Projet abandonné - Projet à construire


La 3e réunion de concertation s'est conclue sur l'abandon du projet des Balcons du Mercantour initié par le CG06. Il devrait être remplacé par un nouveau projet issu des travaux de la commission de concertation.

L'ambiguïté ambiante est levée avec des groupes de travail qui planchaient sur tout autre chose que le projet initial et des conseils municipaux qui dans le même temps l'approuvaient !

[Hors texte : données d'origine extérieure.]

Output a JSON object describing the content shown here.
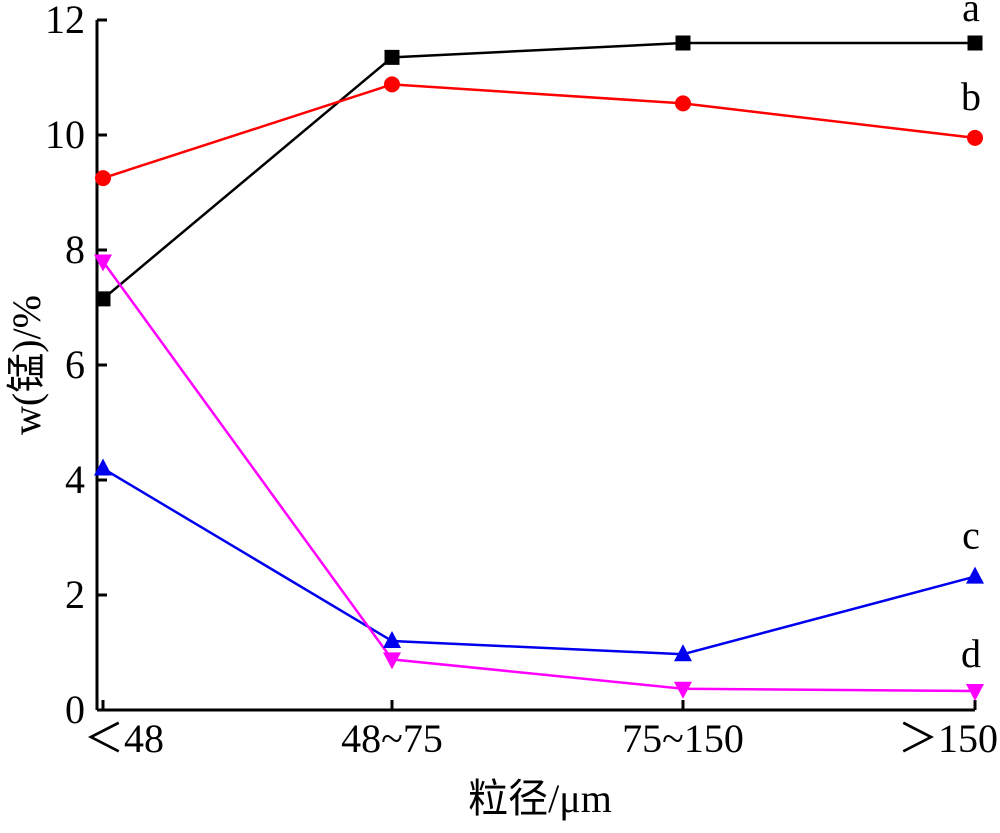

L'esprit de dialogue voulu par le CG06 et les participants a donc prévalu. Il faut en particulier féliciter et remercier son président et son prédécesseur pour leur esprit d'ouverture et leur prise de décision, de même que tous les acteurs du CG06, le président et les membres de la commission de concertation qui ont permis d'aboutir à ce résultat.

Cette 3e réunion a clôturé un 1er cycle de réunions des différents groupes de travail qui a montré une volonté forte à la fois de protection de l'environnement et de développement des vallées. Mais leur déroulement dans un ordre arbitraire n'a pas permis aux groupes de s'enrichir des résultats des autres.

La confiance est donc en partie restaurée, mais on est encore loin de 100 % tant que des projets d'itinéraires seront lancés à la va-vite ou en marge de la commission et sans étude préalable sérieuse, variantes à peine cachées du projet initial.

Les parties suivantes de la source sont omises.